N.B.: All reductions accept an additional optional argument that specifies wether the reduction is performed over the j or the i index. (see :ref:`part.cppapi` and :ref:`part.genred`)
Assume we want to compute the sum
F(p,x,y,a)_i = \left(\sum_{j=1}^N (p -a_j )^2 \exp(x_i^u + y_j^u) \right)_{i=1,\ldots,M, u=1,2,3} \in \mathbb R^{M\times 3}
where:
- p \in \mathbb R is a parameter,
- x \in \mathbb R^{M\times 3} is an x-variable indexed by i,
- y \in \mathbb R^{N\times 3} is an y-variable indexed by j,
- a \in \mathbb R^N is an y-variable indexed by j.
Using the variable placeholders presented above and the
mathematical operations listed in :ref:`part.mathOperation`,
we can define F as a symbolic string
F = "Sum_Reduction( Square( Pm(0,1) - Vj(3,1) ) * Exp( Vi(1,3) + Vj(2,3) ), 1 )"in which + and - denote the usual addition of vectors, Exp is the (element-wise) exponential function and * denotes scalar-vector multiplication.

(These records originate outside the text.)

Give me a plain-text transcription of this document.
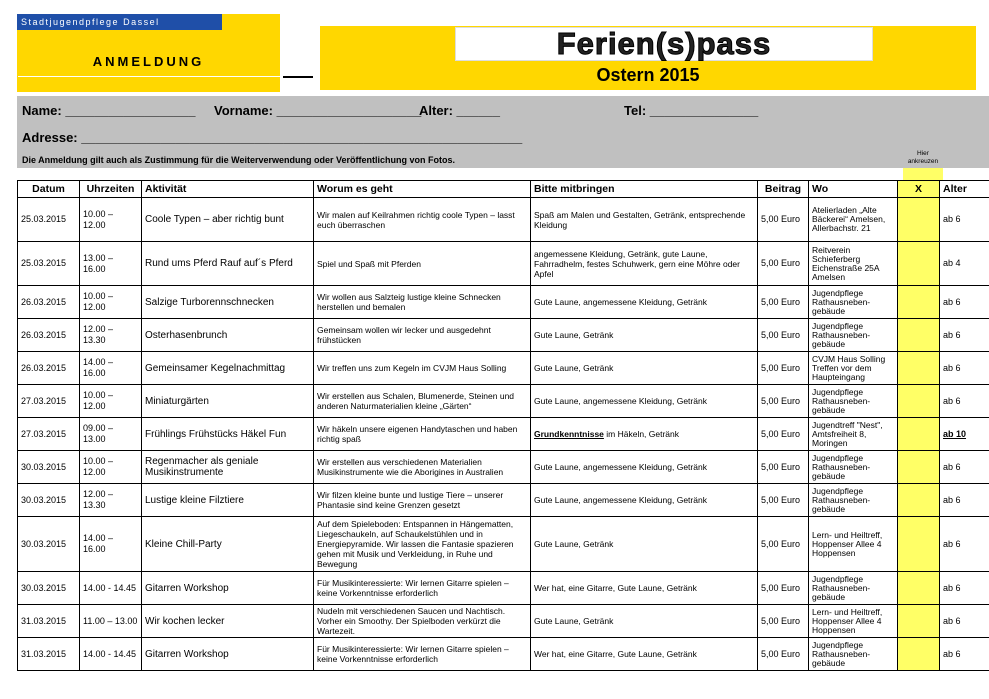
Stadtjugendpflege Dassel
ANMELDUNG
Ferien(s)pass
Ostern 2015
Name: __________________ Vorname: ____________________
Alter: ______	Tel: _______________
Adresse: _____________________________________________________________
Die Anmeldung gilt auch als Zustimmung für die Weiterverwendung oder Veröffentlichung von Fotos.
Hier ankreuzen
Datum	Uhrzeiten	Aktivität	Worum es geht	Bitte mitbringen	Beitrag	Wo	X	Alter
25.03.2015	10.00 – 12.00	Coole Typen – aber richtig bunt	Wir malen auf Keilrahmen richtig coole Typen – lasst euch überraschen	Spaß am Malen und Gestalten, Getränk, entsprechende Kleidung	5,00 Euro	Atelierladen „Alte Bäckerei“ Amelsen, Allerbachstr. 21		ab 6
25.03.2015	13.00 – 16.00	Rund ums Pferd Rauf auf´s Pferd	Spiel und Spaß mit Pferden	angemessene Kleidung, Getränk, gute Laune, Fahrradhelm, festes Schuhwerk, gern eine Möhre oder Apfel	5,00 Euro	Reitverein Schieferberg Eichenstraße 25A Amelsen		ab 4
26.03.2015	10.00 – 12.00	Salzige Turborennschnecken	Wir wollen aus Salzteig lustige kleine Schnecken herstellen und bemalen	Gute Laune, angemessene Kleidung, Getränk	5,00 Euro	Jugendpflege Rathausneben-gebäude		ab 6
26.03.2015	12.00 – 13.30	Osterhasenbrunch	Gemeinsam wollen wir lecker und ausgedehnt frühstücken	Gute Laune, Getränk	5,00 Euro	Jugendpflege Rathausneben-gebäude		ab 6
26.03.2015	14.00 – 16.00	Gemeinsamer Kegelnachmittag	Wir treffen uns zum Kegeln im CVJM Haus Solling	Gute Laune, Getränk	5,00 Euro	CVJM Haus Solling Treffen vor dem Haupteingang		ab 6
27.03.2015	10.00 – 12.00	Miniaturgärten	Wir erstellen aus Schalen, Blumenerde, Steinen und anderen Naturmaterialien kleine „Gärten“	Gute Laune, angemessene Kleidung, Getränk	5,00 Euro	Jugendpflege Rathausneben-gebäude		ab 6
27.03.2015	09.00 – 13.00	Frühlings Frühstücks Häkel Fun	Wir häkeln unsere eigenen Handytaschen und haben richtig spaß	Grundkenntnisse im Häkeln, Getränk	5,00 Euro	Jugendtreff "Nest", Amtsfreiheit 8, Moringen		ab 10
30.03.2015	10.00 – 12.00	Regenmacher als geniale Musikinstrumente	Wir erstellen aus verschiedenen Materialien Musikinstrumente wie die Aborigines in Australien	Gute Laune, angemessene Kleidung, Getränk	5,00 Euro	Jugendpflege Rathausneben-gebäude		ab 6
30.03.2015	12.00 – 13.30	Lustige kleine Filztiere	Wir filzen kleine bunte und lustige Tiere – unserer Phantasie sind keine Grenzen gesetzt	Gute Laune, angemessene Kleidung, Getränk	5,00 Euro	Jugendpflege Rathausneben-gebäude		ab 6
30.03.2015	14.00 – 16.00	Kleine Chill-Party	Auf dem Spieleboden: Entspannen in Hängematten, Liegeschaukeln, auf Schaukelstühlen und in Energiepyramide. Wir lassen die Fantasie spazieren gehen mit Musik und Verkleidung, in Ruhe und Bewegung	Gute Laune, Getränk	5,00 Euro	Lern- und Heiltreff, Hoppenser Allee 4 Hoppensen		ab 6
30.03.2015	14.00 - 14.45	Gitarren Workshop	Für Musikinteressierte: Wir lernen Gitarre spielen – keine Vorkenntnisse erforderlich	Wer hat, eine Gitarre, Gute Laune, Getränk	5,00 Euro	Jugendpflege Rathausneben-gebäude		ab 6
31.03.2015	11.00 – 13.00	Wir kochen lecker	Nudeln mit verschiedenen Saucen und Nachtisch. Vorher ein Smoothy. Der Spielboden verkürzt die Wartezeit.	Gute Laune, Getränk	5,00 Euro	Lern- und Heiltreff, Hoppenser Allee 4 Hoppensen		ab 6
31.03.2015	14.00 - 14.45	Gitarren Workshop	Für Musikinteressierte: Wir lernen Gitarre spielen – keine Vorkenntnisse erforderlich	Wer hat, eine Gitarre, Gute Laune, Getränk	5,00 Euro	Jugendpflege Rathausneben-gebäude		ab 6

The second argument 1 of the Sum_Reduction operator
indicates that the summation is performed with respect to the j
index: a 0 would have been associated with an i-reduction.
Note that in all bindings, variables can be defined through aliases.
In this example, we may write p=Pm(0,1), x=Vi(1,3), y=Vj(2,3), a=Vj(3,1) and thus give F through a much friendlier expression:
F = "Sum_Reduction( Square(p - a) * Exp(x + y), 1 )"